Google today announced the launch of Gemma, a new family of lightweight open-weight models, barely a week after launching the latest version of its Gemini models. Gemma 2B and Gemma 7B are the first of these new models, which were “inspired by Gemini” and are available for commercial and research use.
Google did not give us a detailed paper on how these models compare to similar models from Meta and Mistral, for example, and only said that they are “state-of-the-art.” The company did mention that these are dense decoder-only models, though, which is the same architecture it used for its Gemini models (and its earlier PaLM models) and that we will see the benchmarks later today on Hugging Face’s leaderboard.
To start with Gemma, developers can access ready-to-use Colab and Kaggle notebooks, as well as integrations with Hugging Face, MaxText and Nvidia’s NeMo. Once pre-trained and tuned, these models can then run anywhere.
While Google emphasizes that these are open models, it’s important to note that they are not open-source. In fact, in a press briefing before today’s announcement, Google’s Janine Banks highlighted the company’s commitment to open source but also noted that Google is very careful about how it refers to the Gemma models.

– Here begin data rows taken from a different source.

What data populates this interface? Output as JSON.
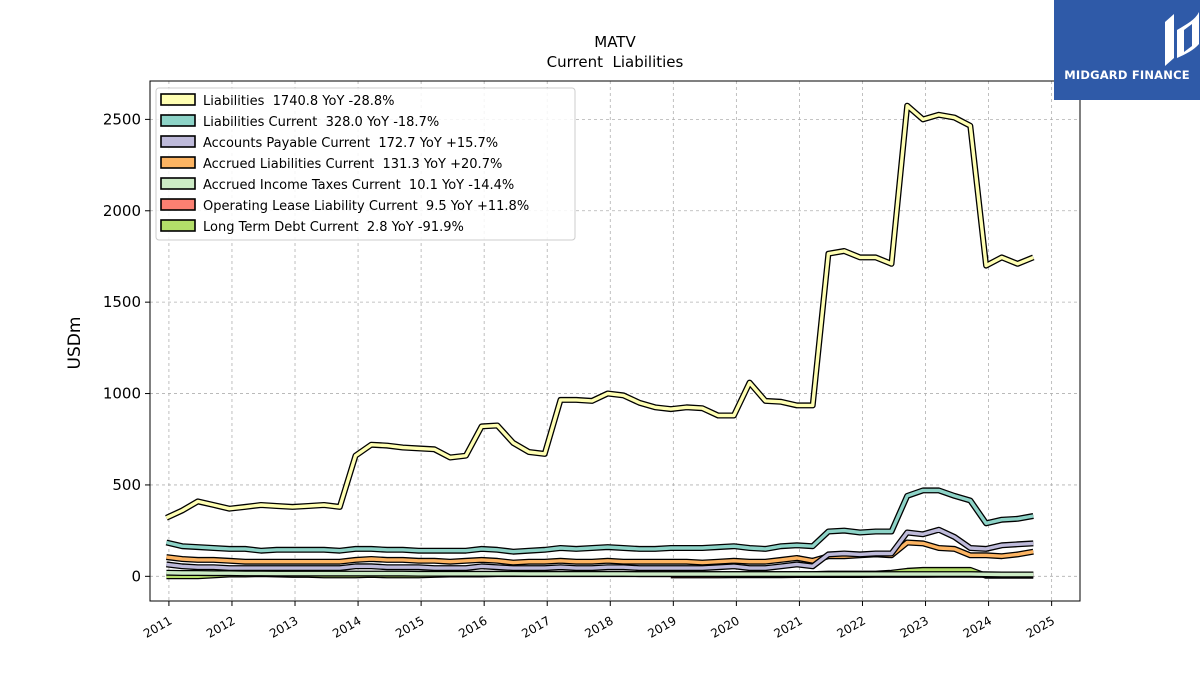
{
  "brand": {
    "name": "MIDGARD FINANCE",
    "color": "#2f5aa8"
  },
  "chart_data": {
    "type": "line",
    "title": "MATV",
    "subtitle": "Current  Liabilities",
    "ylabel": "USDm",
    "xlabel": "",
    "xlim": [
      2010.7,
      2025.45
    ],
    "ylim": [
      -135,
      2710
    ],
    "grid": true,
    "legend_position": "top-left",
    "x_ticks": [
      2011,
      2012,
      2013,
      2014,
      2015,
      2016,
      2017,
      2018,
      2019,
      2020,
      2021,
      2022,
      2023,
      2024,
      2025
    ],
    "x_tick_labels": [
      "2011",
      "2012",
      "2013",
      "2014",
      "2015",
      "2016",
      "2017",
      "2018",
      "2019",
      "2020",
      "2021",
      "2022",
      "2023",
      "2024",
      "2025"
    ],
    "y_ticks": [
      0,
      500,
      1000,
      1500,
      2000,
      2500
    ],
    "y_tick_labels": [
      "0",
      "500",
      "1000",
      "1500",
      "2000",
      "2500"
    ],
    "x": [
      2010.96,
      2011.21,
      2011.46,
      2011.71,
      2011.96,
      2012.21,
      2012.46,
      2012.71,
      2012.96,
      2013.21,
      2013.46,
      2013.71,
      2013.96,
      2014.21,
      2014.46,
      2014.71,
      2014.96,
      2015.21,
      2015.46,
      2015.71,
      2015.96,
      2016.21,
      2016.46,
      2016.71,
      2016.96,
      2017.21,
      2017.46,
      2017.71,
      2017.96,
      2018.21,
      2018.46,
      2018.71,
      2018.96,
      2019.21,
      2019.46,
      2019.71,
      2019.96,
      2020.21,
      2020.46,
      2020.71,
      2020.96,
      2021.21,
      2021.46,
      2021.71,
      2021.96,
      2022.21,
      2022.46,
      2022.71,
      2022.96,
      2023.21,
      2023.46,
      2023.71,
      2023.96,
      2024.21,
      2024.46,
      2024.71
    ],
    "series": [
      {
        "name": "Liabilities",
        "legend": "Liabilities  1740.8 YoY -28.8%",
        "color": "#ffffb3",
        "values": [
          320,
          360,
          410,
          390,
          370,
          380,
          390,
          385,
          380,
          385,
          390,
          380,
          660,
          720,
          715,
          705,
          700,
          695,
          650,
          660,
          820,
          825,
          730,
          680,
          670,
          965,
          965,
          960,
          1000,
          990,
          950,
          925,
          915,
          925,
          920,
          880,
          880,
          1060,
          960,
          955,
          935,
          935,
          1765,
          1780,
          1745,
          1745,
          1710,
          2575,
          2500,
          2525,
          2510,
          2465,
          1700,
          1745,
          1710,
          1745
        ]
      },
      {
        "name": "Liabilities Current",
        "legend": "Liabilities Current  328.0 YoY -18.7%",
        "color": "#8dd3c7",
        "values": [
          185,
          165,
          160,
          155,
          150,
          150,
          140,
          145,
          145,
          145,
          145,
          140,
          150,
          150,
          145,
          145,
          140,
          140,
          140,
          140,
          150,
          145,
          135,
          140,
          145,
          155,
          150,
          155,
          160,
          155,
          150,
          150,
          155,
          155,
          155,
          160,
          165,
          155,
          150,
          165,
          170,
          165,
          245,
          250,
          240,
          245,
          245,
          440,
          470,
          470,
          440,
          415,
          290,
          310,
          315,
          330
        ]
      },
      {
        "name": "Accounts Payable Current",
        "legend": "Accounts Payable Current  172.7 YoY +15.7%",
        "color": "#bebada",
        "values": [
          65,
          55,
          50,
          50,
          45,
          45,
          45,
          45,
          45,
          45,
          45,
          45,
          55,
          55,
          50,
          50,
          50,
          45,
          45,
          45,
          55,
          50,
          45,
          45,
          45,
          50,
          45,
          45,
          50,
          50,
          45,
          45,
          45,
          45,
          45,
          50,
          55,
          45,
          45,
          55,
          65,
          55,
          120,
          125,
          120,
          125,
          125,
          240,
          230,
          255,
          215,
          155,
          150,
          170,
          175,
          180
        ]
      },
      {
        "name": "Accrued Liabilities Current",
        "legend": "Accrued Liabilities Current  131.3 YoY +20.7%",
        "color": "#fdb462",
        "values": [
          105,
          95,
          90,
          90,
          85,
          80,
          80,
          80,
          80,
          80,
          80,
          80,
          90,
          95,
          90,
          90,
          85,
          85,
          80,
          85,
          90,
          85,
          75,
          80,
          80,
          85,
          80,
          80,
          85,
          80,
          80,
          80,
          80,
          80,
          75,
          80,
          85,
          80,
          80,
          90,
          100,
          85,
          110,
          110,
          115,
          120,
          115,
          185,
          180,
          155,
          150,
          115,
          115,
          110,
          120,
          135
        ]
      },
      {
        "name": "Accrued Income Taxes Current",
        "legend": "Accrued Income Taxes Current  10.1 YoY -14.4%",
        "color": "#ccebc5",
        "values": [
          20,
          18,
          18,
          17,
          17,
          16,
          16,
          15,
          15,
          15,
          15,
          15,
          15,
          15,
          15,
          15,
          14,
          14,
          14,
          14,
          14,
          14,
          14,
          13,
          13,
          13,
          13,
          13,
          13,
          13,
          12,
          12,
          12,
          12,
          12,
          12,
          12,
          12,
          12,
          12,
          12,
          12,
          12,
          12,
          12,
          12,
          12,
          12,
          12,
          12,
          12,
          12,
          11,
          10,
          10,
          10
        ]
      },
      {
        "name": "Operating Lease Liability Current",
        "legend": "Operating Lease Liability Current  9.5 YoY +11.8%",
        "color": "#fb8072",
        "values": [
          null,
          null,
          null,
          null,
          null,
          null,
          null,
          null,
          null,
          null,
          null,
          null,
          null,
          null,
          null,
          null,
          null,
          null,
          null,
          null,
          null,
          null,
          null,
          null,
          null,
          null,
          null,
          null,
          null,
          null,
          null,
          null,
          5,
          5,
          5,
          5,
          6,
          6,
          6,
          6,
          7,
          7,
          7,
          7,
          7,
          8,
          8,
          8,
          8,
          9,
          9,
          9,
          8,
          9,
          9,
          9.5
        ]
      },
      {
        "name": "Long Term Debt Current",
        "legend": "Long Term Debt Current  2.8 YoY -91.9%",
        "color": "#b3de69",
        "values": [
          0,
          0,
          0,
          5,
          10,
          10,
          12,
          10,
          8,
          8,
          5,
          5,
          5,
          8,
          5,
          5,
          5,
          8,
          10,
          10,
          10,
          12,
          12,
          12,
          12,
          12,
          12,
          12,
          12,
          12,
          12,
          12,
          12,
          12,
          12,
          12,
          12,
          12,
          12,
          12,
          12,
          12,
          15,
          15,
          15,
          15,
          20,
          30,
          35,
          35,
          35,
          35,
          3,
          3,
          3,
          2.8
        ]
      }
    ]
  }
}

Banks said, “[Open models] are now very common in the industry.” She continued, “And it often means open weights models, where there is wide access for developers and researchers to customize and fine-tune models but, at the same time, the terms of use — things like redistribution, as well as ownership of those variants that are developed — depend on the model’s own specific terms of use. And so we see some difference between what we would normally call open source and we decided that it made the most sense to call our Gemma models open models.”
That means developers can use the model for inferencing and fine-tune them as they wish and Google’s team argues that these model sizes are a good fit for many use cases.
Google DeepMind product management director Tris Warkentin said, “The generation quality has improved significantly in the last year.” He added, “things that previously would have required extremely large models are now possible with state-of-the-art smaller models. This opens up completely new ways of developing AI applications that we’re very excited about, including being able to run inference and do tuning on your local developer desktop or laptop with your RTX GPU or on a single host in GCP with Cloud TPUs, as well.”
That is also true of the open models from Google’s rivals in this space, so we’ll have to see how the Gemma models perform in real-world situations.
In addition to the new models, Google is also launching a new responsible generative AI toolkit to provide “guidance and essential tools for creating safer AI applications with Gemma,” as well as a debugging tool.